Exploring finite time singularity via collision of inviscid vortex rings

Motivated by the recent model on the possible formation of finite-time singularity (FTS) by Moffatt & Kimura [J. Fluid Mech. 861, 930 (2019); J. Fluid Mech. 870, R1 (2019)], we conducted a numerical study of two colliding slender vortex rings with the same condition as those used in Yao & Hussain (J. Fluid Mech., vol. 888, 2020a, R2) for three-dimensional incompressible Euler equations. While most metrics – such as the separation s and curvature κ at the two tipping points – exhibit similar trends as predicted by the Moffatt-Kimura model, significant differences are indeed found between them. Specifically, computed κ and the maximum vorticity ∥ω(x, t)∥∞ grow much slower than the model’s prediction.

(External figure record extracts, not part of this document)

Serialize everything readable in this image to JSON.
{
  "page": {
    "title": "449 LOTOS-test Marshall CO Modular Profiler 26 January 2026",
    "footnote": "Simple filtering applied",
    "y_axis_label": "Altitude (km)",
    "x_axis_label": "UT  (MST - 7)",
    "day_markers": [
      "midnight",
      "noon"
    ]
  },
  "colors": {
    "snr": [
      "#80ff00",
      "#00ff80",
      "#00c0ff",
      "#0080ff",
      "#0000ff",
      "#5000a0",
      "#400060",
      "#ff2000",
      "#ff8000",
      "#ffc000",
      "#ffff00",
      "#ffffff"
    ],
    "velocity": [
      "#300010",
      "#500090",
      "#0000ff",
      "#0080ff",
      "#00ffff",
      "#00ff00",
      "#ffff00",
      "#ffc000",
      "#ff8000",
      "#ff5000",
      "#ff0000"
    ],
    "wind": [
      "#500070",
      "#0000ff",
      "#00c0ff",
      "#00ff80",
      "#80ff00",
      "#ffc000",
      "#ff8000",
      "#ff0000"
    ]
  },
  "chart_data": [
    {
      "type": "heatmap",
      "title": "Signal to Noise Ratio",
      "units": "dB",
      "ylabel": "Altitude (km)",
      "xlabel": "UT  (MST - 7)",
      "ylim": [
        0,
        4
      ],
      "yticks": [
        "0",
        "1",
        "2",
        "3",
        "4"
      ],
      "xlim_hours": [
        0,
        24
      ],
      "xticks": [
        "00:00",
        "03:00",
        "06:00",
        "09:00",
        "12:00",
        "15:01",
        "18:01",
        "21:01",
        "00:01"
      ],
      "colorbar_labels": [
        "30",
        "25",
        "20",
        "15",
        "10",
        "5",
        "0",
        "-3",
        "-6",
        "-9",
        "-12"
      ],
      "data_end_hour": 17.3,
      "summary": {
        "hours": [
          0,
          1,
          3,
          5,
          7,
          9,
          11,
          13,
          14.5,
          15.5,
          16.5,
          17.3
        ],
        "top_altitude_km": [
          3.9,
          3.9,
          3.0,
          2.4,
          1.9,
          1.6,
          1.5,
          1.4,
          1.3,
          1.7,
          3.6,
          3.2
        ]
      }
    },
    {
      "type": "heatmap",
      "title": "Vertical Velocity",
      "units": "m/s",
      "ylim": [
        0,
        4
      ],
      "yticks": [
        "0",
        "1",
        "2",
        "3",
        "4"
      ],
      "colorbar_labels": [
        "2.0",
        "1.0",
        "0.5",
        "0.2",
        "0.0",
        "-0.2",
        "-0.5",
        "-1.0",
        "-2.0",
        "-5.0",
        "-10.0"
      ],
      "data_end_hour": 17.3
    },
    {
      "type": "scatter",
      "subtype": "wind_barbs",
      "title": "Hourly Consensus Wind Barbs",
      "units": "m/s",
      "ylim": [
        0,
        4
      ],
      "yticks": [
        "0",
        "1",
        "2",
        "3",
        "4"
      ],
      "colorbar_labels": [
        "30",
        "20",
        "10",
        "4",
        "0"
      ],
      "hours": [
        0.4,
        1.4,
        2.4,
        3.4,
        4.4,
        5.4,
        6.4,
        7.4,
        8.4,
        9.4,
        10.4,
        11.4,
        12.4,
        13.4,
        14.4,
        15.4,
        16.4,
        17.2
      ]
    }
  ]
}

Several phenomena that may affect the formation of a finite-time singularity are observed. First, when the two vortices come close (i.e., the separation distance is comparable to the core size), significant core flattening occurs – deforming the initially circular vortex cross-section into elliptical and then into the typical head-tail structures. In addition, near the end of the simulation, the curvature κ at the tipping points eventually saturates. Finally, the strong core dynamics along the vortex centerline can further prevent core size from decreasing and the maximum vorticity from increasing considerably. Whether a finite-time singularity can develop for this configuration still remains an unresolved issue; if it does at all, the singularity time should be much later than the predicted value (i.e., t_c ≈ 0.243).